Dirty, Reckless Love (Boys of Jackson Harbor 3) - Page 8

She closes the door an inch so I can’t see any more than a sliver of her face. “And I’m her mother. You people hurt her once. I won’t let it happen again.”

“We didn’t hurt her,” Ava says.

“Mom? Who’s at the door?”

I nearly push past the woman and into the house at the sound of Ellie’s voice. Ava grabs my arm before I can.

“No one of consequence,” her mother says. She slams the door in our faces.

Ellie

I watch from the top of the stairs as my mom shoves the front door shut.

“Who was that?” I ask without coming down. I don’t like strangers. Or unexpected visitors.

Mom climbs the steps and gives me a tight smile. Her dark hair is pulled back in a ponytail, and her face is lined with worry. I wonder again what happened to my easy, carefree mother with her broad smile and easy laugh. And when did it happen? During the last three years while I was living my life in Jackson Harbor? Or after “the incident,” as they call it? After she was called to a hospital in Michigan, where I was lying helpless, beaten black and blue, and in a medically induced coma while they waited for the swelling in my brain to subside?

“No one,” she says. “It was no one.” She steps forward and sweeps my hair behind my ear, tucking it back as she studies my face. “How are you feeling today?”

I shrug. “Good.” The truth is that I’m tired, and everything takes more effort than it should. I go to physical therapy three times a week, where they attempt to restore the strength I lost while I was lying in that hospital bed. “But who was at the door?”

Her expression tightens. “Friends of Colton’s.”

I freeze, fear making every muscle in my body contract.

“Don’t worry. I sent them away.” She squeezes my shoulder and shakes her head. I recognize the look in her eyes. She’s transformed into the fierce mama bear who’s been walking around with her hackles raised ever since I was discharged. “You’re safe, El. I promise you.”

Tears sting the back of my eyes. “What do you think they wanted?”

Mom folds me into her chest. “Breathe, sweetie. They’re gone, but I don’t think they were here to hurt you.”

I drag my bottom lip between my teeth. “You don’t know that.” What if they were here to scope out the house, to plan how they’ll break in later? What if they’re in contact with Colton and tell him where he can find me?

My fears are irrational, and I know it. If Colton was looking for me, wouldn’t he check my mother’s house first? But I can’t help the terror that claws at me when I think of my life in Jackson Harbor.

“It doesn’t matter. I sent them away.”

I nod. “Thank you.” I know I sound weak, but in this one area, I’ve allowed myself to be.

“I’m going to make some lunch,” she says. “Come downstairs when you’re ready.”

I nod, grateful to return to the safe haven of my childhood bedroom.

I’ve had two weeks back at home trying to come to terms with what everyone tells me: that I have three years of my life that I can’t remember.

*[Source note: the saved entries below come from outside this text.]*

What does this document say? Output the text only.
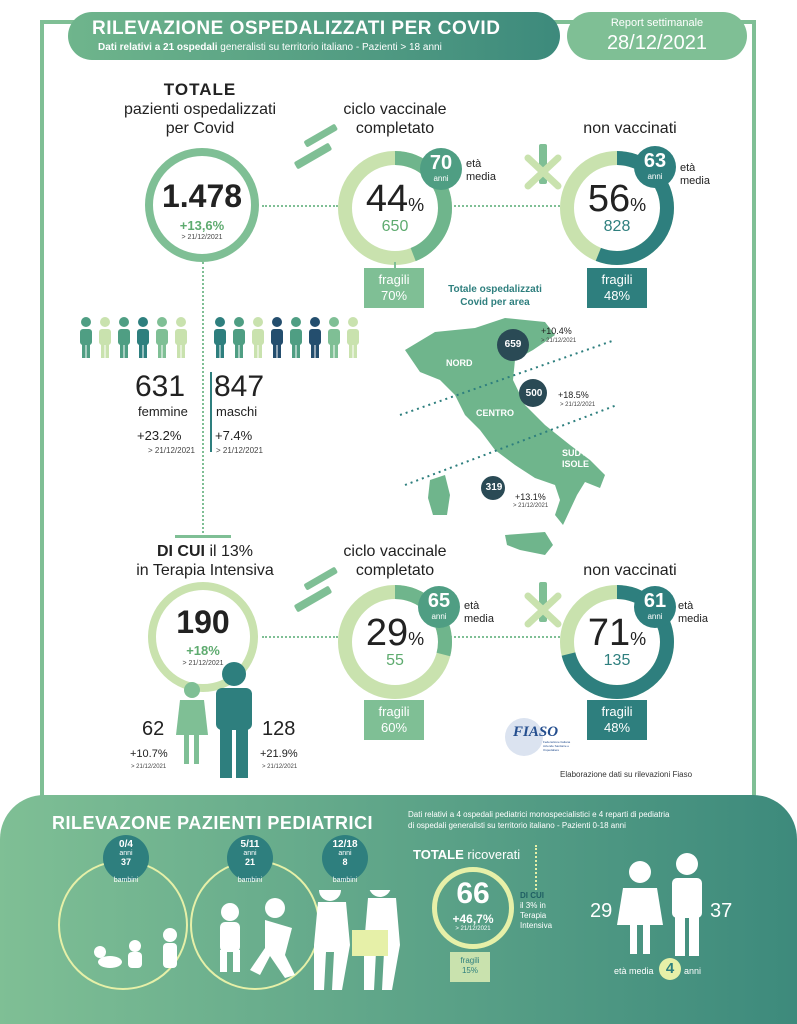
RILEVAZIONE OSPEDALIZZATI PER COVID
Dati relativi a 21 ospedali generalisti su territorio italiano - Pazienti > 18 anni
Report settimanale
28/12/2021
TOTALE
pazienti ospedalizzati
per Covid
1.478
+13,6%
> 21/12/2021
ciclo vaccinale
completato
44%
650
70
anni
età
media
fragili
70%
non vaccinati
56%
828
63
anni
età
media
fragili
48%
Totale ospedalizzati
Covid per area
631
femmine
+23.2%
> 21/12/2021
847
maschi
+7.4%
> 21/12/2021
NORD
659
+10.4%
> 21/12/2021
CENTRO
500	+18.5%
> 21/12/2021
SUD+
ISOLE
319
+13.1%
> 21/12/2021
DI CUI il 13%
in Terapia Intensiva
190
+18%
> 21/12/2021
62
+10.7%
> 21/12/2021
128
+21.9%
> 21/12/2021
ciclo vaccinale
completato
29%
55
65
anni
età
media
fragili
60%
non vaccinati
71%
135
61
anni
età
media
fragili
48%
FIASO
Federazione Italiana Aziende Sanitarie e Ospedaliere
Elaborazione dati su rilevazioni Fiaso
RILEVAZONE PAZIENTI PEDIATRICI	Dati relativi a 4 ospedali pediatrici monospecialistici e 4 reparti di pediatria
di ospedali generalisti su territorio italiano - Pazienti 0-18 anni
0/4
anni
37
bambini
5/11
anni
21
bambini
12/18
anni
8
bambini
TOTALE ricoverati
66
+46,7%
> 21/12/2021
fragili
15%
DI CUI
il 3% in
Terapia
Intensiva
29	37
età media 4	anni
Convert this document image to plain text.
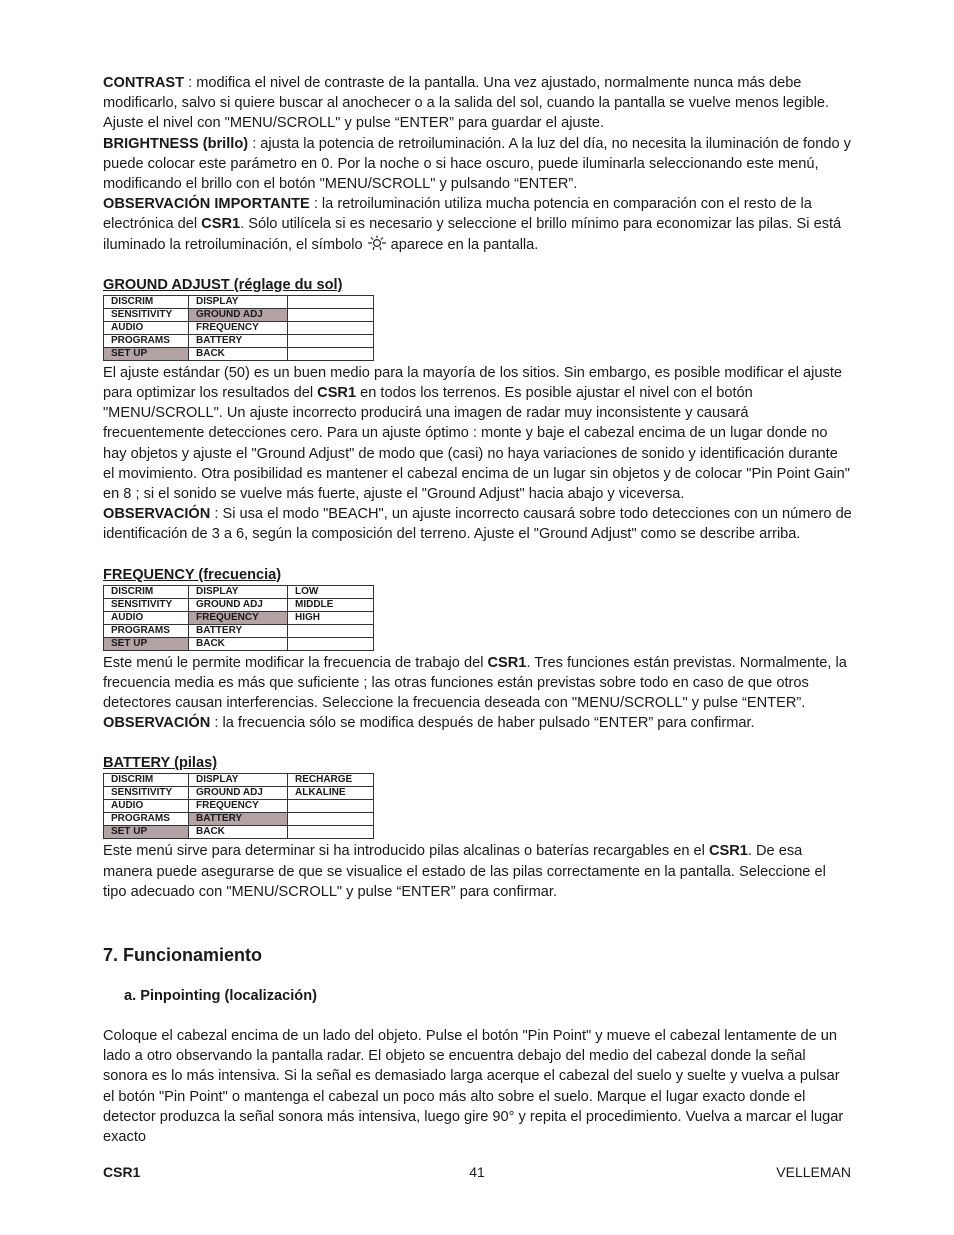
CONTRAST : modifica el nivel de contraste de la pantalla. Una vez ajustado, normalmente nunca más debe modificarlo, salvo si quiere buscar al anochecer o a la salida del sol, cuando la pantalla se vuelve menos legible. Ajuste el nivel con "MENU/SCROLL" y pulse “ENTER” para guardar el ajuste.

BRIGHTNESS (brillo) : ajusta la potencia de retroiluminación. A la luz del día, no necesita la iluminación de fondo y puede colocar este parámetro en 0. Por la noche o si hace oscuro, puede iluminarla seleccionando este menú, modificando el brillo con el botón "MENU/SCROLL" y pulsando “ENTER”.

OBSERVACIÓN IMPORTANTE : la retroiluminación utiliza mucha potencia en comparación con el resto de la electrónica del CSR1. Sólo utilícela si es necesario y seleccione el brillo mínimo para economizar las pilas. Si está iluminado la retroiluminación, el símbolo  aparece en la pantalla.

GROUND ADJUST (réglage du sol)

DISCRIM	DISPLAY	
SENSITIVITY	GROUND ADJ	
AUDIO	FREQUENCY	
PROGRAMS	BATTERY	
SET UP	BACK	

El ajuste estándar (50) es un buen medio para la mayoría de los sitios. Sin embargo, es posible modificar el ajuste para optimizar los resultados del CSR1 en todos los terrenos. Es posible ajustar el nivel con el botón "MENU/SCROLL". Un ajuste incorrecto producirá una imagen de radar muy inconsistente y causará frecuentemente detecciones cero. Para un ajuste óptimo : monte y baje el cabezal encima de un lugar donde no hay objetos y ajuste el "Ground Adjust" de modo que (casi) no haya variaciones de sonido y identificación durante el movimiento. Otra posibilidad es mantener el cabezal encima de un lugar sin objetos y de colocar "Pin Point Gain" en 8 ; si el sonido se vuelve más fuerte, ajuste el "Ground Adjust" hacia abajo y viceversa.

OBSERVACIÓN : Si usa el modo "BEACH", un ajuste incorrecto causará sobre todo detecciones con un número de identificación de 3 a 6, según la composición del terreno. Ajuste el "Ground Adjust" como se describe arriba.

FREQUENCY (frecuencia)

DISCRIM	DISPLAY	LOW
SENSITIVITY	GROUND ADJ	MIDDLE
AUDIO	FREQUENCY	HIGH
PROGRAMS	BATTERY	
SET UP	BACK	

Este menú le permite modificar la frecuencia de trabajo del CSR1. Tres funciones están previstas. Normalmente, la frecuencia media es más que suficiente ; las otras funciones están previstas sobre todo en caso de que otros detectores causan interferencias. Seleccione la frecuencia deseada con "MENU/SCROLL" y pulse “ENTER”.

OBSERVACIÓN : la frecuencia sólo se modifica después de haber pulsado “ENTER” para confirmar.

BATTERY (pilas)

DISCRIM	DISPLAY	RECHARGE
SENSITIVITY	GROUND ADJ	ALKALINE
AUDIO	FREQUENCY	
PROGRAMS	BATTERY	
SET UP	BACK	

Este menú sirve para determinar si ha introducido pilas alcalinas o baterías recargables en el CSR1. De esa manera puede asegurarse de que se visualice el estado de las pilas correctamente en la pantalla. Seleccione el tipo adecuado con "MENU/SCROLL" y pulse “ENTER” para confirmar.

7. Funcionamiento

a. Pinpointing (localización)

Coloque el cabezal encima de un lado del objeto. Pulse el botón "Pin Point" y mueve el cabezal lentamente de un lado a otro observando la pantalla radar. El objeto se encuentra debajo del medio del cabezal donde la señal sonora es lo más intensiva. Si la señal es demasiado larga acerque el cabezal del suelo y suelte y vuelva a pulsar el botón "Pin Point" o mantenga el cabezal un poco más alto sobre el suelo. Marque el lugar exacto donde el detector produzca la señal sonora más intensiva, luego gire 90° y repita el procedimiento. Vuelva a marcar el lugar exacto

CSR1	41	VELLEMAN
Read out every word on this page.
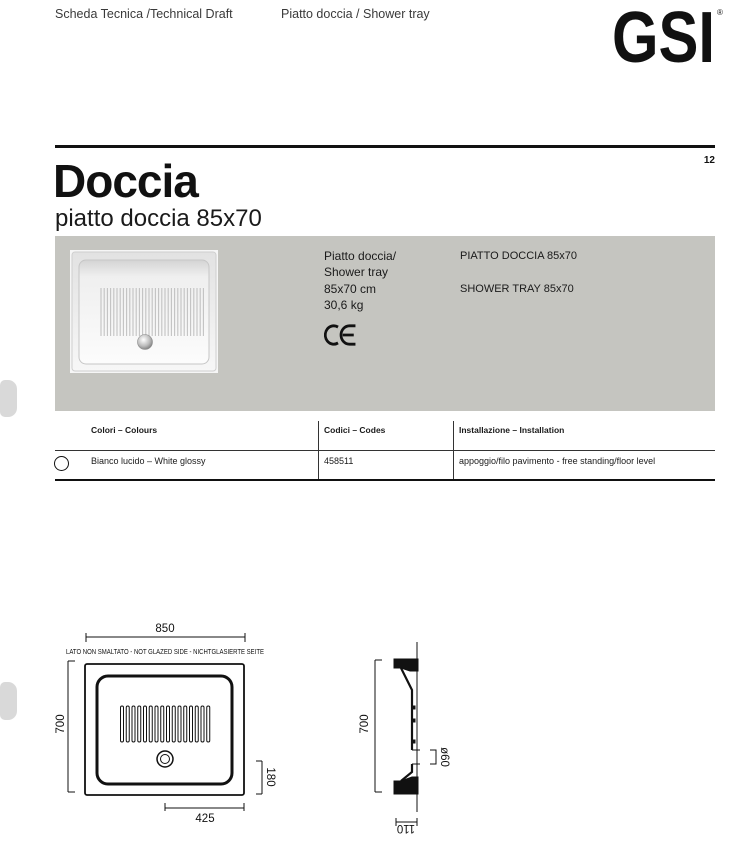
Scheda Tecnica /Technical Draft	Piatto doccia / Shower tray	GSI ®
12
Doccia
piatto doccia 85x70
Piatto doccia/
Shower tray
85x70 cm
30,6 kg
PIATTO DOCCIA 85x70
SHOWER TRAY 85x70
Colori – Colours	Codici – Codes	Installazione – Installation
Bianco lucido – White glossy	458511	appoggio/filo pavimento - free standing/floor level
850
LATO NON SMALTATO - NOT GLAZED SIDE - NICHTGLASIERTE SEITE
700
180
425
700
ø60
110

The doctors expect most of the memories will come back in their own time, but I haven’t even seen a hint of the missing pieces.

I’m not sure I want to.

Before, I would have imagined retrograde amnesia would feel like looking at a picture with a section blacked out. Instead, it’s more like someone cropped the picture, cutting away all signs of the last three years. If no one had told me, I wouldn’t have even known anything was missing.

I have so many questions about the years I lost on the night of the incident. I had an entire life in a city I can’t remember. A house. A job. A fiancé. Some days it all feels like an elaborate joke. How could I have been planning to marry a man I can’t even remember meeting? The last I remember, I was working for an art dealer and traveling the world. My job was my everything, and my future looked so bright.

But everything changed sometime during those missing years. By the time they found me, unconscious and barely breathing on my living room floor, I was a different person. I was a struggling real estate agent who’d exchanged a lavish life of art for piles of debt, and I was engaged to a drug addict who nearly beat me to death. How could things have changed so drastically?

I have so many questions about the place I’m told I lived and the life I’m told I had, but I want nothing to do with any of it. I was given a second chance, and I’m not going to ruin it by chasing ghosts from a life that almost killed me.

I walk to the window and frown when I see a blue Mustang parked in front of the house. A beautiful brunette leans against the passenger-side door, and a broad-shouldered man stands in front of her. Are they the ones who came to talk to me? The woman is thin—not frail but lithe, like a ballerina. She wraps her arms around herself, and the wet streaks on her face glisten in the sun.

The man dips his head and presses a kiss to the top of her head. Are they together? Or maybe brother and sister? I can’t tell, but clearly she’s upset and he’s trying to comfort her.